Через час, когда ребята побрились, переоделись, а начальство разошлось по домам, мы спустились на первый этаж, отворили окно, вытащили прутья из решетки. Прыгали в окно один за другим. Моя вахта заключалась в том, чтобы поставить прутья на место, вынуть их снова часов в пять утра, встретить товарищей.
Мечта
Разошлись все. Можно было поспать, как говорят, минуточек шестьсот. Не спалось. В последнее время мне плохо спится. Что-то я не так сделал. Стоило городьбу городить. Мотался, поступил в школу юнг, старался учиться хорошо, друзьями обзавелся, а теперь, выходит, сам же и обрубил все концы. Мечта о море от меня в какую-то другую сторону, похоже, подалась. Мне надо было как-то по-другому действовать…
Как?
Нет ответа. Выхода не видать. Вот тебе жизнь, вот тебе и поле. Встретился перекресток, а указателя нет. Налево, направо пойдешь, где что потеряешь, где что найдешь… И спросить не у кого… Трудно быть одному. Самому с собой разговаривать, все равно что в ущелье кричать. Только эхо в ответ. Что спросится, то и ответится. Мне же на море надо, на корабли. Я помню, когда это со мной началось. Мечта о море завладела мной еще на фронте, когда жив был дядя Сокол. Я увидел свою мечту на берегу небольшой речушки за Ржевом. Лето было, солнце, теплынь. Нашу отдельную роту отвели на отдых. Ни выстрелов, ни тревожных ожиданий. Птицы заливались — в землянке слышно. Устроили баню. Хлестали друг друга вениками. После бани ребятам водки сверх нормы дали, шикарным обедом накормили. Накануне многие отличились. Поговаривали о наградах. Командир дивизии приезжал, благодарил.
А дело было так.
Готовился прорыв. Но мы тогда не знали, что готовился прорыв. Мы лишь догадывались по тому, как на наш участок прибывали все новые и новые подразделения, по наездкам к нам на передовую самого высокого начальства даже из армии, по приподнятому настроению этого начальства, по многим едва приметным признакам. Вот тогда-то меня и вызвал командир нашей роты старший лейтенант Богров.

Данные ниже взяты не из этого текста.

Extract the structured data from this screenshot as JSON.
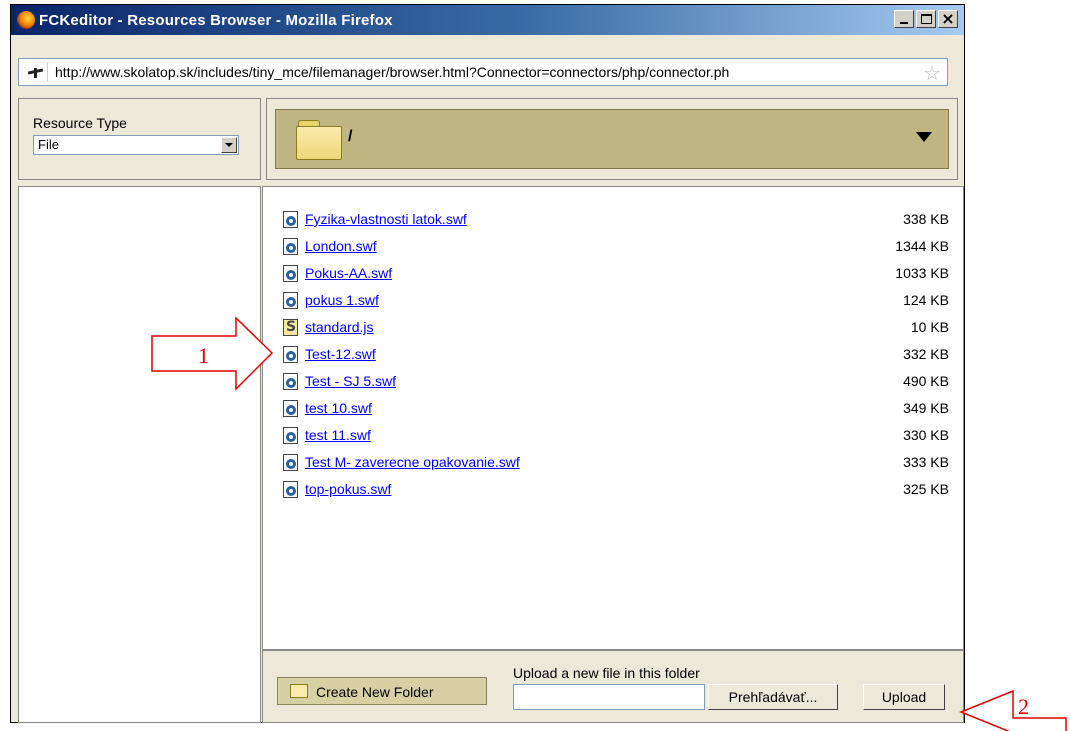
{
  "window": {
    "title": "FCKeditor - Resources Browser - Mozilla Firefox"
  },
  "address_bar": {
    "url": "http://www.skolatop.sk/includes/tiny_mce/filemanager/browser.html?Connector=connectors/php/connector.ph"
  },
  "resource_type": {
    "label": "Resource Type",
    "selected": "File"
  },
  "folder": {
    "current_path": "/"
  },
  "files": [
    {
      "name": "Fyzika-vlastnosti latok.swf",
      "size": "338 KB",
      "type": "swf"
    },
    {
      "name": "London.swf",
      "size": "1344 KB",
      "type": "swf"
    },
    {
      "name": "Pokus-AA.swf",
      "size": "1033 KB",
      "type": "swf"
    },
    {
      "name": "pokus 1.swf",
      "size": "124 KB",
      "type": "swf"
    },
    {
      "name": "standard.js",
      "size": "10 KB",
      "type": "js"
    },
    {
      "name": "Test-12.swf",
      "size": "332 KB",
      "type": "swf"
    },
    {
      "name": "Test - SJ 5.swf",
      "size": "490 KB",
      "type": "swf"
    },
    {
      "name": "test 10.swf",
      "size": "349 KB",
      "type": "swf"
    },
    {
      "name": "test 11.swf",
      "size": "330 KB",
      "type": "swf"
    },
    {
      "name": "Test M- zaverecne opakovanie.swf",
      "size": "333 KB",
      "type": "swf"
    },
    {
      "name": "top-pokus.swf",
      "size": "325 KB",
      "type": "swf"
    }
  ],
  "upload": {
    "create_folder_label": "Create New Folder",
    "upload_label": "Upload a new file in this folder",
    "browse_label": "Prehľadávať...",
    "upload_button_label": "Upload"
  },
  "annotations": {
    "arrow_1_label": "1",
    "arrow_2_label": "2",
    "color": "#e00000"
  }
}
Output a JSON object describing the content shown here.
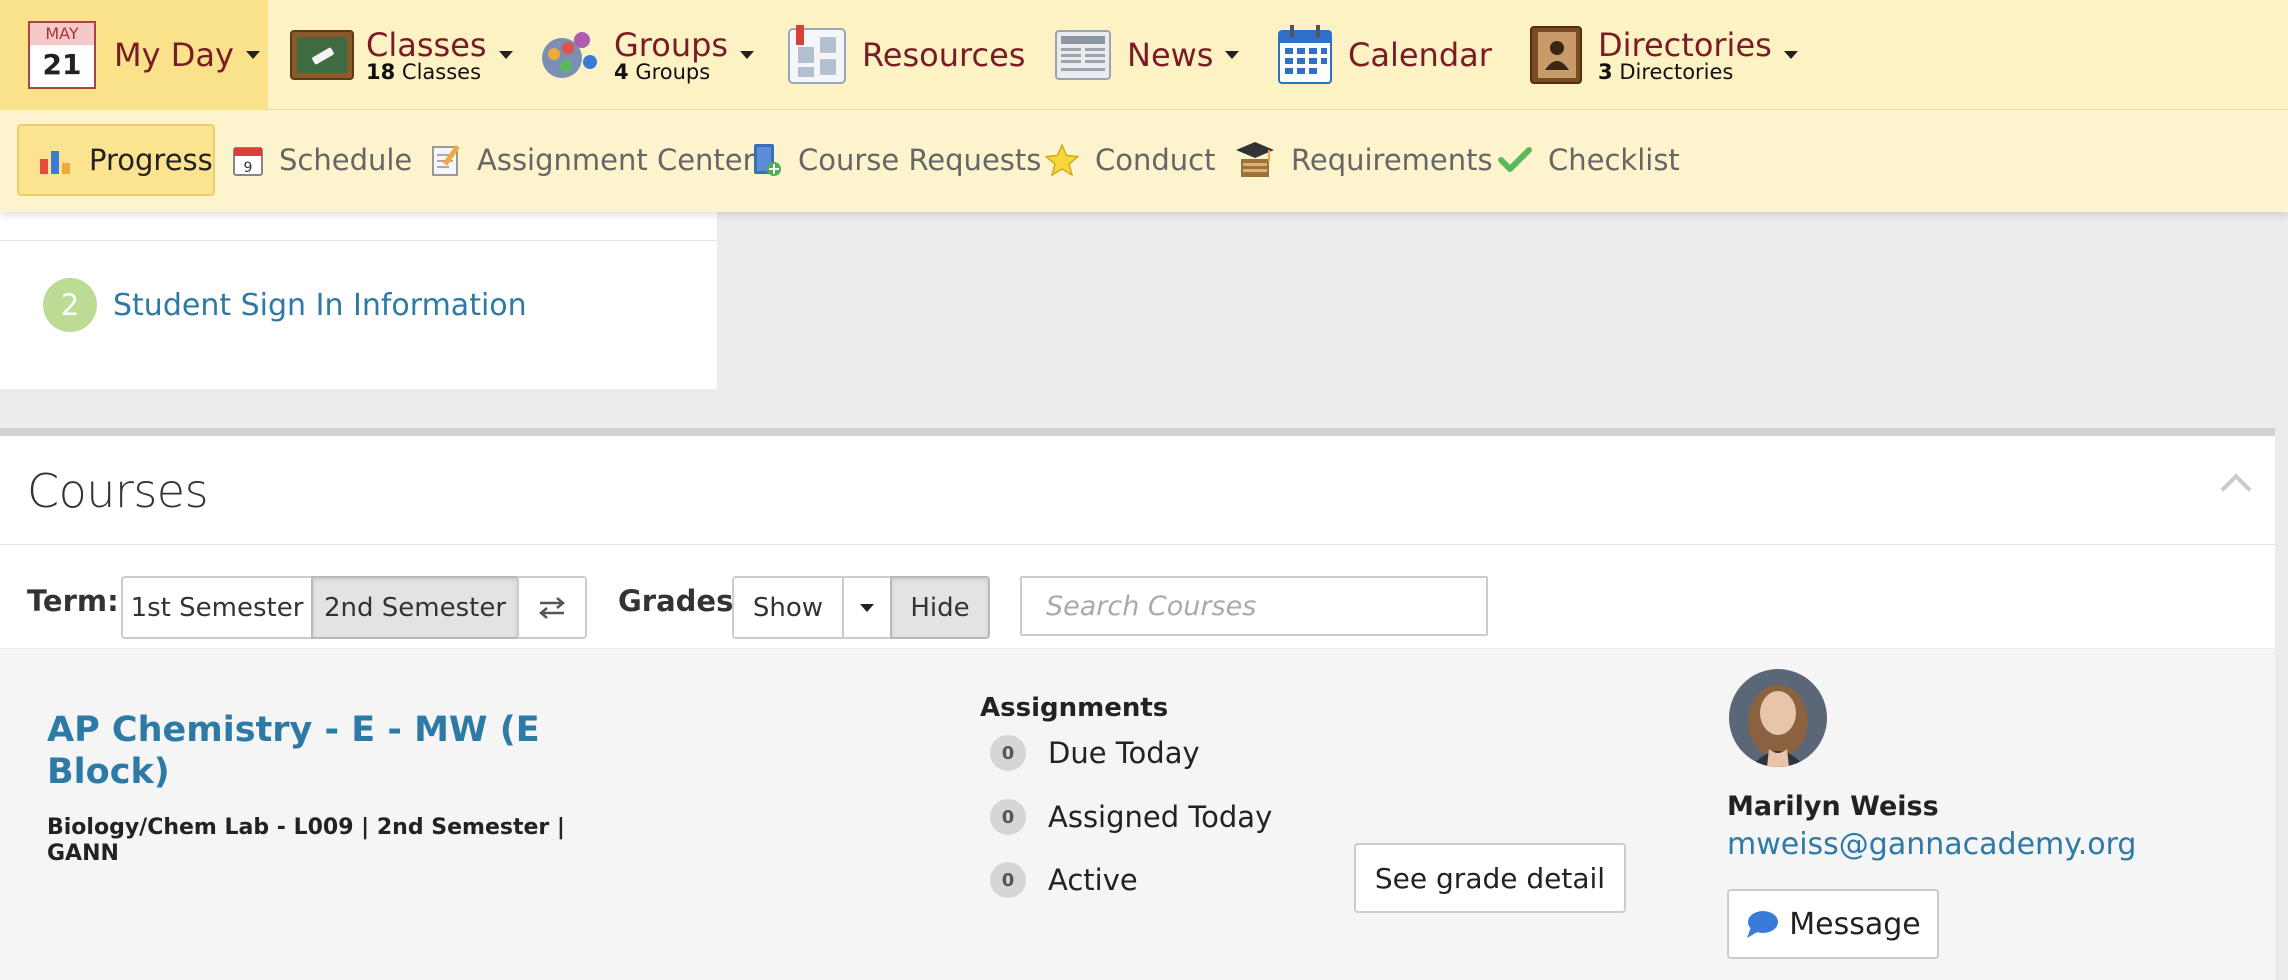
{
  "top_nav": {
    "myday": {
      "month": "MAY",
      "day": "21",
      "label": "My Day"
    },
    "classes": {
      "label": "Classes",
      "count": "18",
      "unit": "Classes"
    },
    "groups": {
      "label": "Groups",
      "count": "4",
      "unit": "Groups"
    },
    "resources": {
      "label": "Resources"
    },
    "news": {
      "label": "News"
    },
    "calendar": {
      "label": "Calendar"
    },
    "directories": {
      "label": "Directories",
      "count": "3",
      "unit": "Directories"
    }
  },
  "sub_nav": {
    "items": [
      {
        "label": "Progress",
        "icon": "bar-chart-icon",
        "active": true
      },
      {
        "label": "Schedule",
        "icon": "calendar-9-icon"
      },
      {
        "label": "Assignment Center",
        "icon": "notepad-icon"
      },
      {
        "label": "Course Requests",
        "icon": "book-add-icon"
      },
      {
        "label": "Conduct",
        "icon": "star-icon"
      },
      {
        "label": "Requirements",
        "icon": "mortarboard-icon"
      },
      {
        "label": "Checklist",
        "icon": "checkmark-icon"
      }
    ]
  },
  "steps": {
    "number": "2",
    "link": "Student Sign In Information"
  },
  "courses": {
    "title": "Courses",
    "term": {
      "label": "Term:",
      "options": [
        "1st Semester",
        "2nd Semester"
      ],
      "selected": "2nd Semester"
    },
    "grades": {
      "label": "Grades:",
      "show": "Show",
      "hide": "Hide",
      "selected": "Hide"
    },
    "search_placeholder": "Search Courses",
    "course": {
      "title": "AP Chemistry - E - MW (E Block)",
      "meta": "Biology/Chem Lab - L009 | 2nd Semester | GANN",
      "assignments_heading": "Assignments",
      "assignments": [
        {
          "count": "0",
          "label": "Due Today"
        },
        {
          "count": "0",
          "label": "Assigned Today"
        },
        {
          "count": "0",
          "label": "Active"
        }
      ],
      "grade_button": "See grade detail",
      "teacher": {
        "name": "Marilyn Weiss",
        "email": "mweiss@gannacademy.org",
        "message_button": "Message"
      }
    }
  },
  "colors": {
    "nav_bg": "#fdf2c3",
    "nav_active": "#f9e28a",
    "nav_text": "#7a1b26",
    "link": "#2e7aa6"
  }
}
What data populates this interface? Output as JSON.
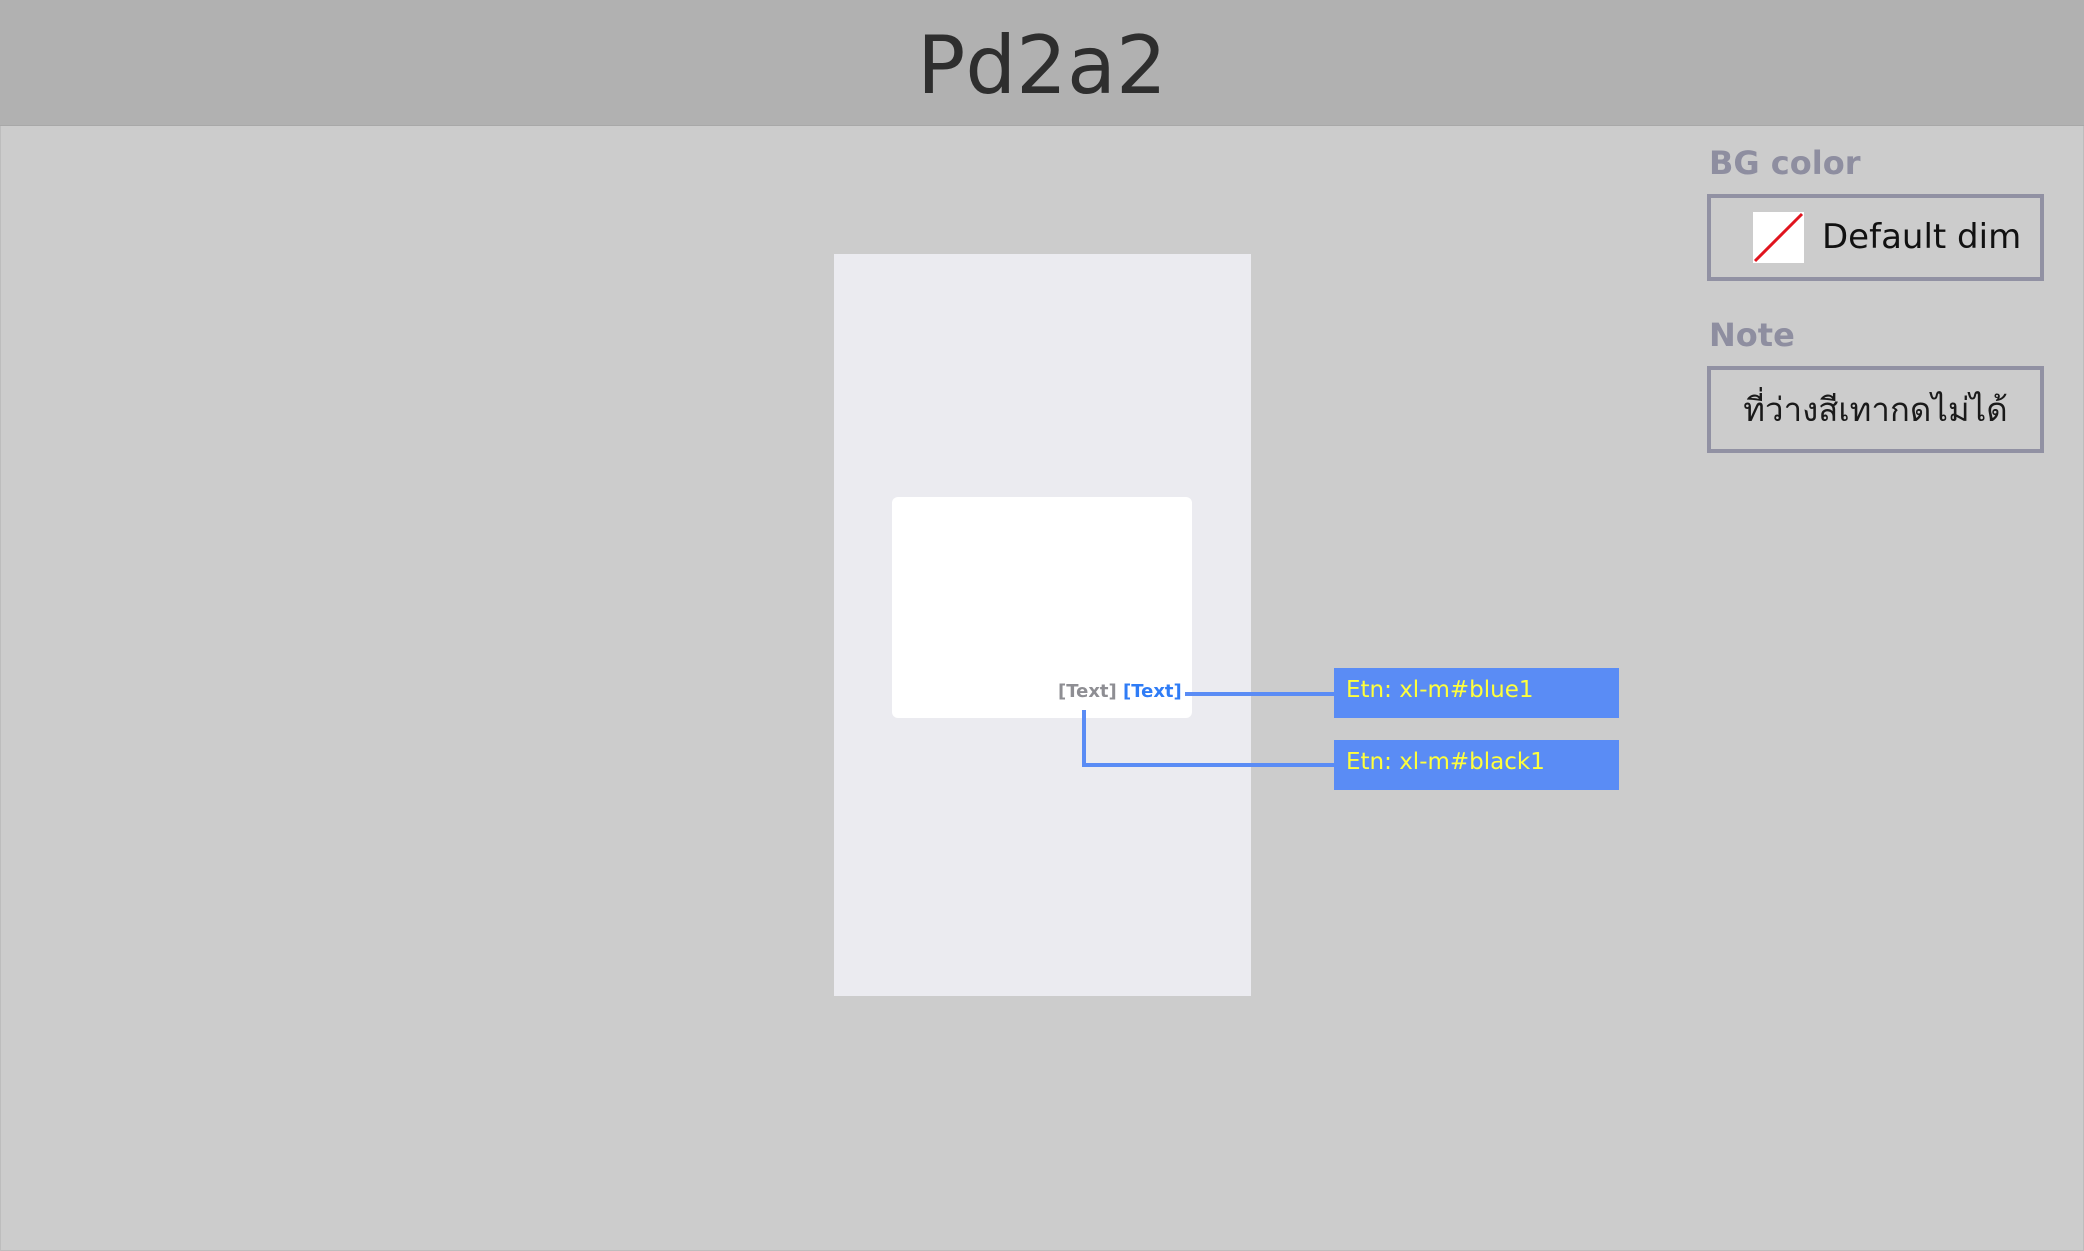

Накануне прорыва старший лейтенант наладил связь с партизанами. В день наступления решили устроить панику в тылу у фрицев. В Глуховские леса послали связиста, но он не дошел. Второго связиста с рацией выбросили с парашютом. От него тоже известий не было. Как позже выяснилось, прыгнул он на ложные костры, погиб во время перестрелки. Узнали об этом после операции. А тогда мне сказали, чтобы я обязательно добрался до партизан, передал условный сигнал: при появлении самолетов обозначить готовность, принять группу не только кострами, но и тремя зелеными ракетами с интервалами в пять секунд. Я это все сделал, добрался без приключений. Группа выполнила задание. Возвращались мы уже вместе. Нам было хорошо тогда. Вылазка обошлась без потерь, оттого и настроение было приподнятым. Всем весело, все живы. Много ли выпадало таких дней. С той минуты, когда трое разведчиков дядя Паша Сокол, Слава Топорков, Коля Федосеев подобрали меня в немецком тылу, прошла зима, наступило лето. На фронте это очень много. Были ночи, когда каждый из них мог умереть не однажды, были дни не менее беспощадные, чем ночи. Меня берегли. Если отправляли за линию фронта, то с такими предосторожностями, что и не придумаешь. Инструктировал командир роты сам. Все проверял. Чтобы белье было грязным — сирота все-таки, одежда рваной. Карманы, бывало, вывернет, чтобы, не дай бог, не оказалось чего. Линию фронта переходил с разведчиками. И встречали они меня на немецкой стороне. А уж если бой, комроты обязательно находил для меня дело в штабе дивизии и вручал письмо. Срочно, мол, аллюр три креста. Это в старой армии, если отправляли посыльного с особо важным документом, на пакете ставили три креста. С такой отметкой посыльный мог загнать коня насмерть, но доставить донесение как можно скорее.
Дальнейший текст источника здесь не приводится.